Miało być zwycięstwo, a jest porażka. Delic-Pol Norwid dość niespodziewanie przegrał w sobotę z Rafako Racibórz. Występujący w osłabionym składzie gospodarze (Krzysztof Ferek dopiero wraca do zdrowia po kontuzji) oddali rywalom pierwszego seta, ale po trzech prowadzili 2:1 i byli o krok od wygranej. Niestety, w czwartej partii znowu wyraźnie lepsi byli goście, którzy doprowadzi do tie-breaku. - W ostatnim secie nasze własne błędy przesądziły o porażce - mówi trener Delic-Polu Norwida Janusz Sikorski. - Ponadto w całym meczu nie mogliśmy sobie poradzić ze środkowymi rywali, którzy grali bardzo skutecznie. Można powiedzieć, że nadal gramy bez naszego podstawowego zawodnika Krzyśka Ferka. Dochodzi już do zdrowia po kontuzji, wpuszczałem go na zmiany, ale to jeszcze nie ten sam zawodnik co przed kontuzją.

Częstochowianie po 10 rozegranych meczach zajmują piątą pozycję (18 pkt.). Do lidera Czarnych Rząśnia tracą sześć punktów. ak

Delic-Pol Norwid 2 (18, 31, 25, 18, 12)

Rafako Racibórz 3 (25, 29, 22, 25, 15)

Delic-Pol Norwid: Kwasowski, Gościniak, Gadus, Rożniatowski, Dziurkowski, Kucharski, Auguścik (libero) - Kosmęda, Ferek, Typel, Blachura, Swodczyk.

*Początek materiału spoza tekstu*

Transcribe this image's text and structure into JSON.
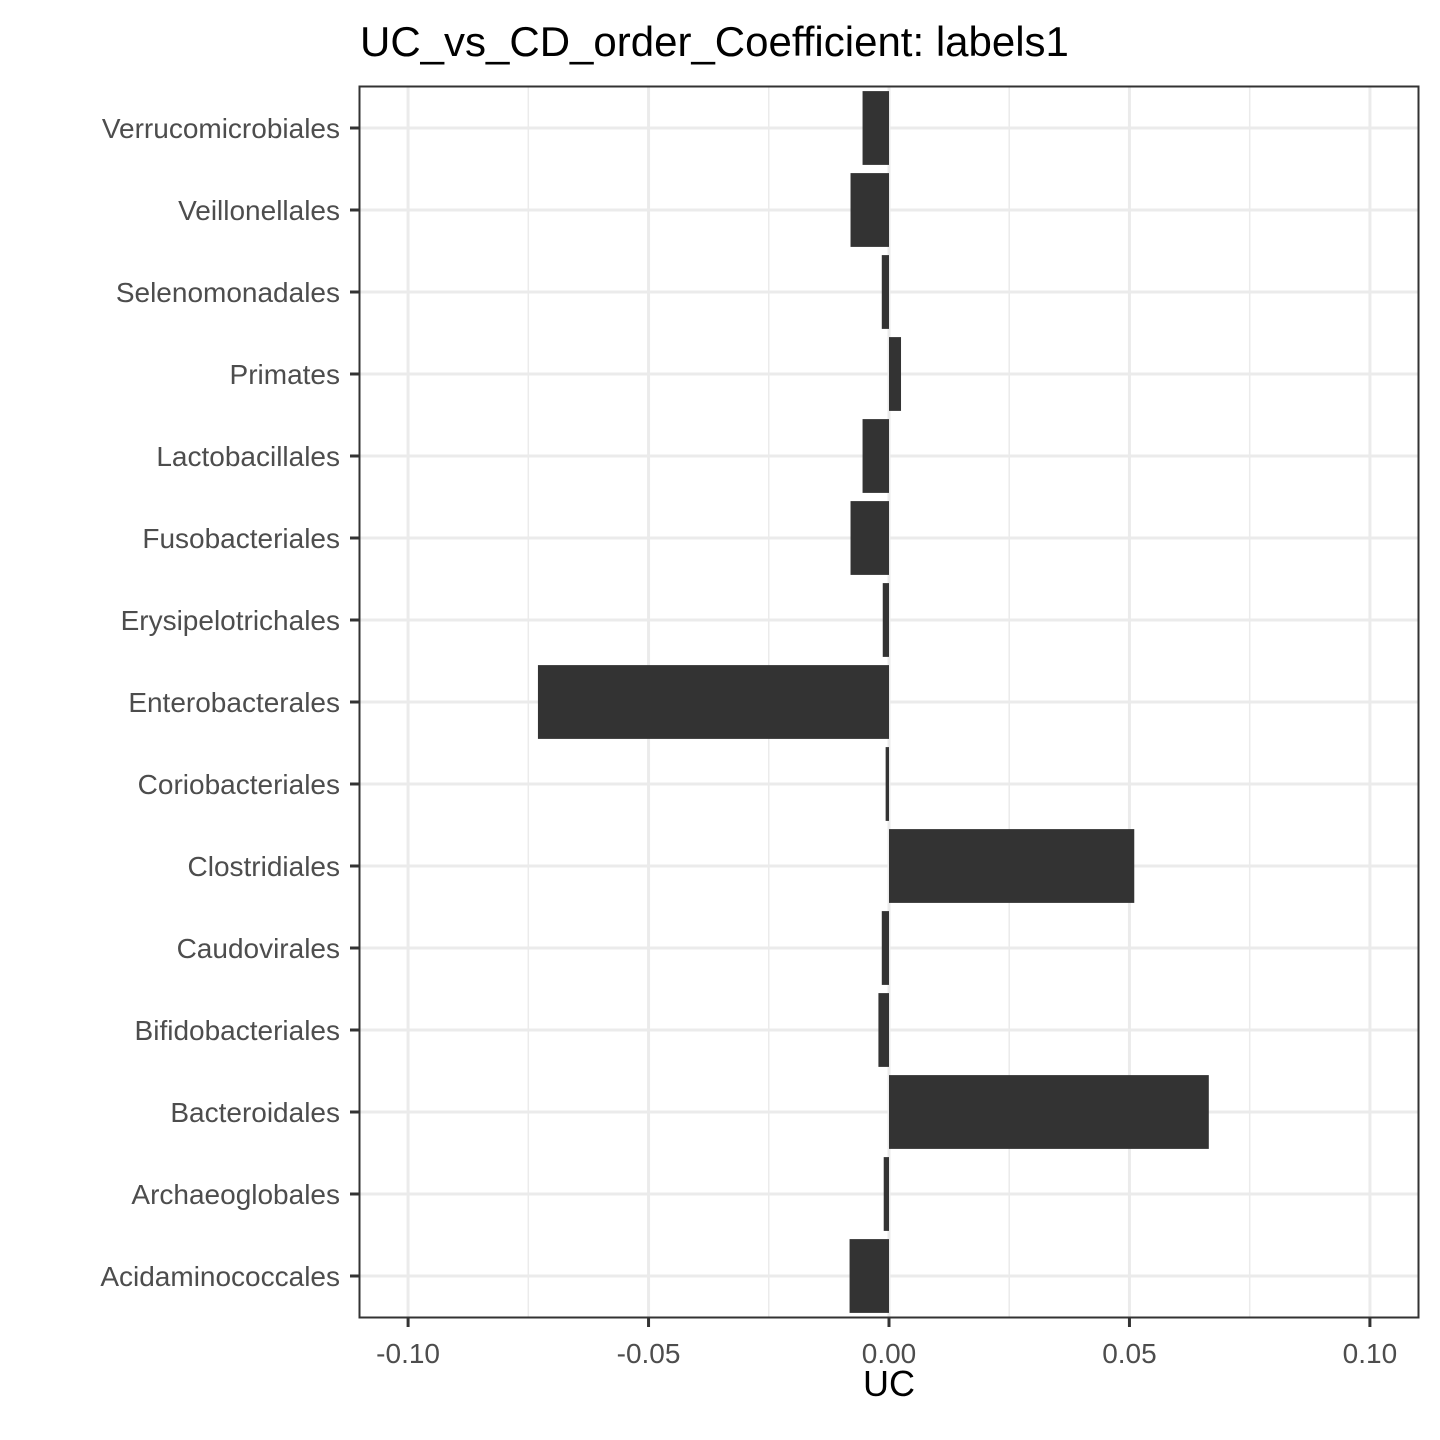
{
  "chart_data": {
    "type": "bar",
    "orientation": "horizontal",
    "title": "UC_vs_CD_order_Coefficient: labels1",
    "xlabel": "UC",
    "ylabel": "",
    "xlim": [
      -0.11,
      0.11
    ],
    "x_ticks": [
      -0.1,
      -0.05,
      0.0,
      0.05,
      0.1
    ],
    "x_tick_labels": [
      "-0.10",
      "-0.05",
      "0.00",
      "0.05",
      "0.10"
    ],
    "grid": true,
    "legend": "none",
    "bar_color": "#333333",
    "categories": [
      "Verrucomicrobiales",
      "Veillonellales",
      "Selenomonadales",
      "Primates",
      "Lactobacillales",
      "Fusobacteriales",
      "Erysipelotrichales",
      "Enterobacterales",
      "Coriobacteriales",
      "Clostridiales",
      "Caudovirales",
      "Bifidobacteriales",
      "Bacteroidales",
      "Archaeoglobales",
      "Acidaminococcales"
    ],
    "values": [
      -0.0055,
      -0.008,
      -0.0015,
      0.0025,
      -0.0055,
      -0.008,
      -0.0013,
      -0.073,
      -0.0007,
      0.051,
      -0.0015,
      -0.0022,
      0.0665,
      -0.0011,
      -0.0082
    ]
  }
}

Siatkarki Domeksu Częstochowianki dopiero po tie-breaku pokonały drugi zespół SMS-u Sosnowiec. Było to ich ostatnie spotkanie w tym roku. Drużyna z Sosnowca stawiła się w Częstochowie w najsilniejszym składzie. Aż cztery zawodniczki z wyjściowej szóstki na co dzień grają w pierwszym zespole SMS-u. - No i zarówno w pierwszym, jak i drugim secie zupełnie nie radziliśmy sobie z zakończeniem akcji - mówi trener Domeksu Paweł Kapica. - Sosnowiczanki zbijały nad naszym blokiem, a my mieliśmy spore problemy ze skończeniem ataków.

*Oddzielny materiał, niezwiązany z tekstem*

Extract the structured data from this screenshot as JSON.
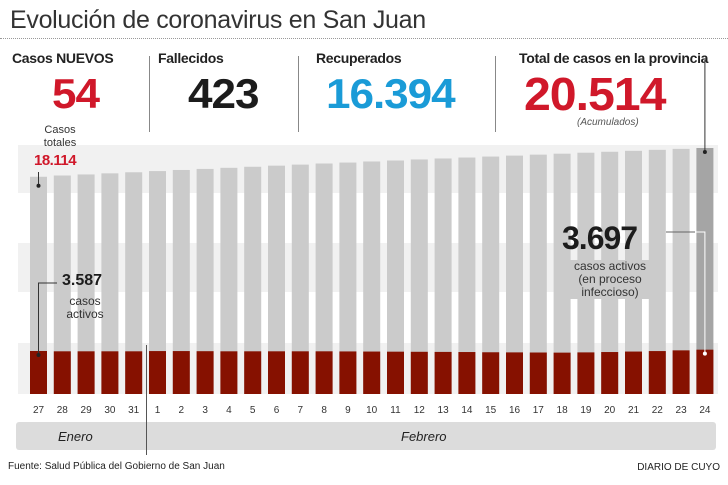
{
  "title": "Evolución de coronavirus en San Juan",
  "stats": [
    {
      "label": "Casos NUEVOS",
      "value": "54",
      "color": "#d0182a"
    },
    {
      "label": "Fallecidos",
      "value": "423",
      "color": "#1c1c1c"
    },
    {
      "label": "Recuperados",
      "value": "16.394",
      "color": "#1a9bd7"
    },
    {
      "label": "Total de casos en la provincia",
      "value": "20.514",
      "color": "#d0182a",
      "note": "(Acumulados)"
    }
  ],
  "annotations": {
    "start_total_label_1": "Casos",
    "start_total_label_2": "totales",
    "start_total_value": "18.114",
    "start_active_value": "3.587",
    "start_active_label_1": "casos",
    "start_active_label_2": "activos",
    "end_active_value": "3.697",
    "end_active_label_1": "casos activos",
    "end_active_label_2": "(en proceso",
    "end_active_label_3": "infeccioso)"
  },
  "chart_data": {
    "type": "bar",
    "categories": [
      "27",
      "28",
      "29",
      "30",
      "31",
      "1",
      "2",
      "3",
      "4",
      "5",
      "6",
      "7",
      "8",
      "9",
      "10",
      "11",
      "12",
      "13",
      "14",
      "15",
      "16",
      "17",
      "18",
      "19",
      "20",
      "21",
      "22",
      "23",
      "24"
    ],
    "series": [
      {
        "name": "Casos totales",
        "color": "#cbcbcb",
        "highlight_color": "#a5a5a5",
        "values": [
          18114,
          18220,
          18310,
          18400,
          18490,
          18590,
          18680,
          18770,
          18860,
          18950,
          19040,
          19130,
          19220,
          19300,
          19390,
          19470,
          19560,
          19640,
          19720,
          19800,
          19880,
          19960,
          20040,
          20120,
          20200,
          20280,
          20360,
          20440,
          20514
        ]
      },
      {
        "name": "casos activos",
        "color": "#861100",
        "values": [
          3587,
          3560,
          3560,
          3560,
          3560,
          3580,
          3580,
          3570,
          3560,
          3560,
          3560,
          3560,
          3560,
          3550,
          3540,
          3530,
          3520,
          3510,
          3500,
          3480,
          3470,
          3460,
          3450,
          3470,
          3500,
          3540,
          3580,
          3640,
          3697
        ]
      }
    ],
    "months": [
      {
        "label": "Enero"
      },
      {
        "label": "Febrero"
      }
    ],
    "ylim": [
      0,
      21000
    ]
  },
  "footer": {
    "source": "Fuente: Salud Pública del Gobierno de San Juan",
    "brand": "DIARIO DE CUYO"
  }
}
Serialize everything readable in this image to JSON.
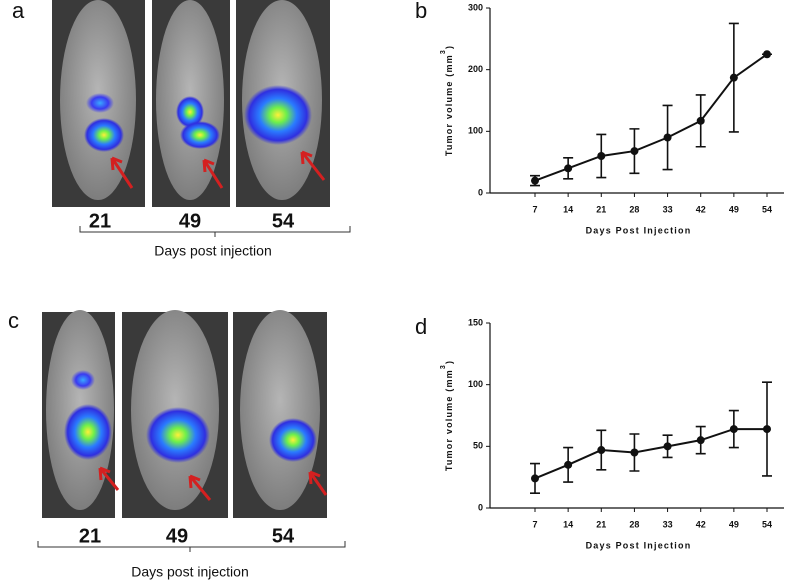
{
  "image_panels": [
    {
      "label": "a",
      "days": [
        "21",
        "49",
        "54"
      ],
      "caption": "Days post injection"
    },
    {
      "label": "c",
      "days": [
        "21",
        "49",
        "54"
      ],
      "caption": "Days post injection"
    }
  ],
  "chart_data": [
    {
      "type": "line",
      "panel_label": "b",
      "y_label": "Tumor volume (mm",
      "y_label_sup": "3",
      "y_label_end": ")",
      "x_label": "Days Post Injection",
      "categories": [
        "7",
        "14",
        "21",
        "28",
        "33",
        "42",
        "49",
        "54"
      ],
      "values": [
        20,
        40,
        60,
        68,
        90,
        117,
        187,
        225
      ],
      "errors": [
        8,
        17,
        35,
        36,
        52,
        42,
        88,
        0
      ],
      "color": "#111111",
      "ylim": [
        0,
        300
      ],
      "yticks": [
        0,
        100,
        200,
        300
      ]
    },
    {
      "type": "line",
      "panel_label": "d",
      "y_label": "Tumor volume (mm",
      "y_label_sup": "3",
      "y_label_end": ")",
      "x_label": "Days Post Injection",
      "categories": [
        "7",
        "14",
        "21",
        "28",
        "33",
        "42",
        "49",
        "54"
      ],
      "values": [
        24,
        35,
        47,
        45,
        50,
        55,
        64,
        64
      ],
      "errors": [
        12,
        14,
        16,
        15,
        9,
        11,
        15,
        38
      ],
      "color": "#111111",
      "ylim": [
        0,
        150
      ],
      "yticks": [
        0,
        50,
        100,
        150
      ]
    }
  ]
}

W trzecim secie udało się opanować sytuację. Kapica wpuścił na parkiet Sabinę Chyrę i był to strzał w dziesiątkę. Częstochowianki zaczęły mocniej serwować, skuteczniej grały na siatce i doprowadziły do piątego seta. W tej partii wyrównana walka trwała do stanu 13:13, w końcówce więcej zimnej krwi zachowały zawodniczki Domeksu i dzięki temu zainkasowały dwa punkty.

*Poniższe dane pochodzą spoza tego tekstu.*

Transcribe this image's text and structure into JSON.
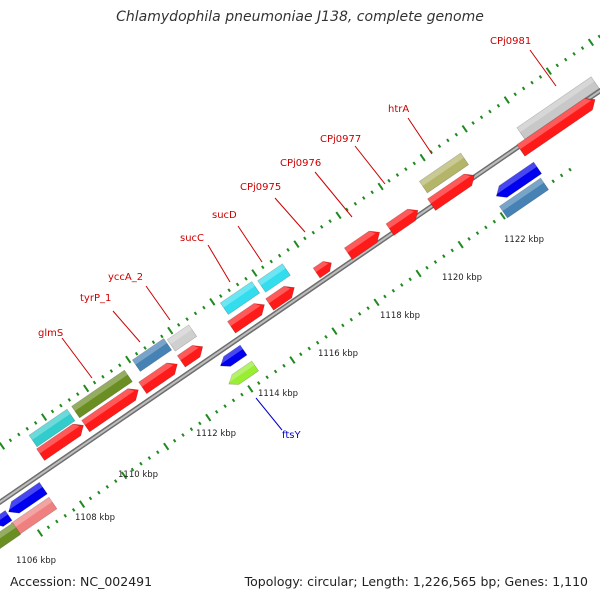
{
  "title": "Chlamydophila pneumoniae J138, complete genome",
  "accession": "Accession: NC_002491",
  "summary": "Topology: circular; Length: 1,226,565 bp; Genes: 1,110",
  "colors": {
    "backbone": "#8a8a8a",
    "tick": "#1f8a1f",
    "forward_label": "#cc0000",
    "reverse_label": "#0000cc",
    "cds": "#ff1a1a"
  },
  "kbp_labels": [
    "1106 kbp",
    "1108 kbp",
    "1110 kbp",
    "1112 kbp",
    "1114 kbp",
    "1116 kbp",
    "1118 kbp",
    "1120 kbp",
    "1122 kbp"
  ],
  "forward_gene_labels": [
    "glmS",
    "tyrP_1",
    "yccA_2",
    "sucC",
    "sucD",
    "CPj0975",
    "CPj0976",
    "CPj0977",
    "htrA",
    "CPj0981"
  ],
  "reverse_gene_labels": [
    "ftsY"
  ]
}
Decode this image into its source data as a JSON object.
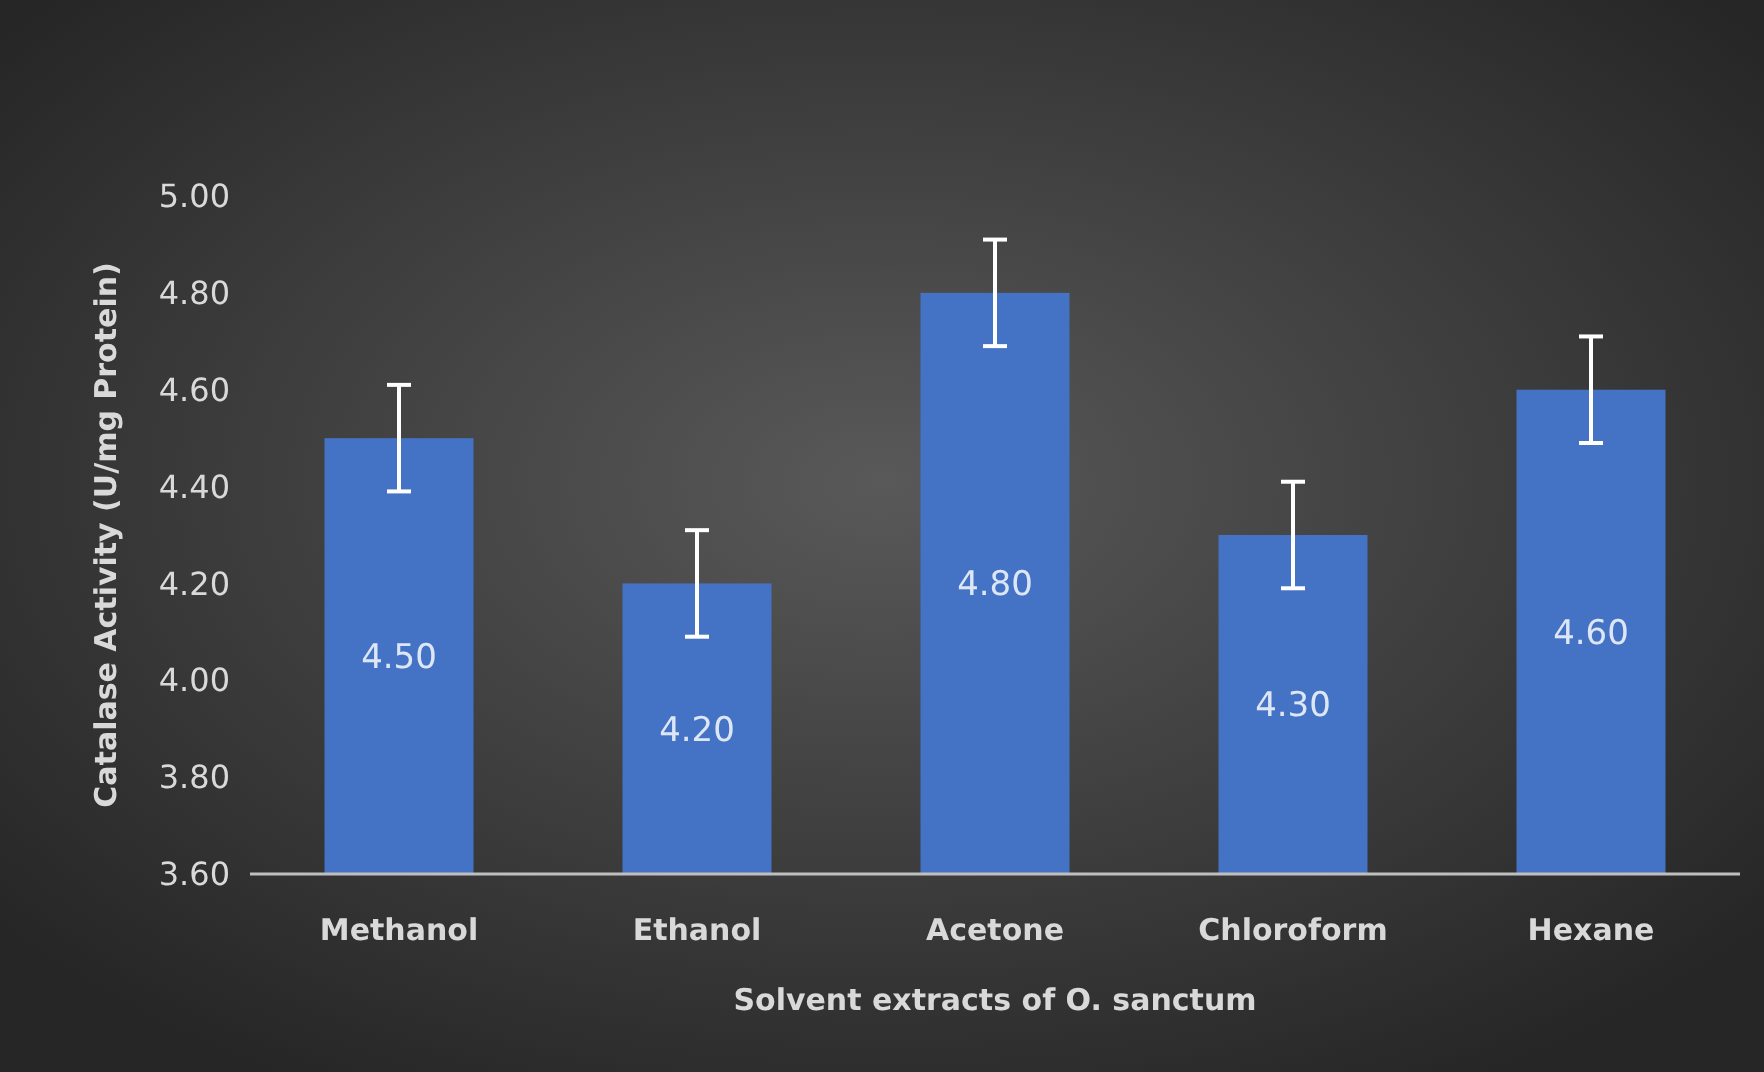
{
  "chart_data": {
    "type": "bar",
    "xlabel": "Solvent extracts of O. sanctum",
    "ylabel": "Catalase Activity (U/mg Protein)",
    "categories": [
      "Methanol",
      "Ethanol",
      "Acetone",
      "Chloroform",
      "Hexane"
    ],
    "values": [
      4.5,
      4.2,
      4.8,
      4.3,
      4.6
    ],
    "value_labels": [
      "4.50",
      "4.20",
      "4.80",
      "4.30",
      "4.60"
    ],
    "errors": [
      0.11,
      0.11,
      0.11,
      0.11,
      0.11
    ],
    "color": "#4472c4",
    "ylim": [
      3.6,
      5.0
    ],
    "yticks": [
      {
        "value": 3.6,
        "label": "3.60"
      },
      {
        "value": 3.8,
        "label": "3.80"
      },
      {
        "value": 4.0,
        "label": "4.00"
      },
      {
        "value": 4.2,
        "label": "4.20"
      },
      {
        "value": 4.4,
        "label": "4.40"
      },
      {
        "value": 4.6,
        "label": "4.60"
      },
      {
        "value": 4.8,
        "label": "4.80"
      },
      {
        "value": 5.0,
        "label": "5.00"
      }
    ],
    "grid": false
  }
}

Częstochowianka 3 (20, 19, 25, 25, 15)

SMS II Sosnowiec 2 (25, 25, 22, 21, 13)

Częstochowianka: Matusiak, Pietroczuk, Krzyżanowska, Czok, Madejska, Siuda, Bury (l) - Feć, Chyra, Cieplińska

Pozostałe wyniki: Gaudia Trzebnica - MKS Zawiercie 3:0; MCKiS Jaworzno - MKS Świdnica 3:2, Gwardia II Wrocław - MOSiR Mysłowice 3:0, Płomień Sosnowiec - AZS Politechnika Śląska Gliwice 0:3 cw

Kolejne straty SPS-u

Siatkarki SPS-u Politechniki przegrały w sobotę z sąsiadem w tabeli Skrą Bełchatów. Pozostałe wyniki: Sokół Chorzów - Chemik Police 3:2, Piast Szczecin - Budowlani Toruń 3:0, Wisła Kraków - PLKS Pszczyna 3:0.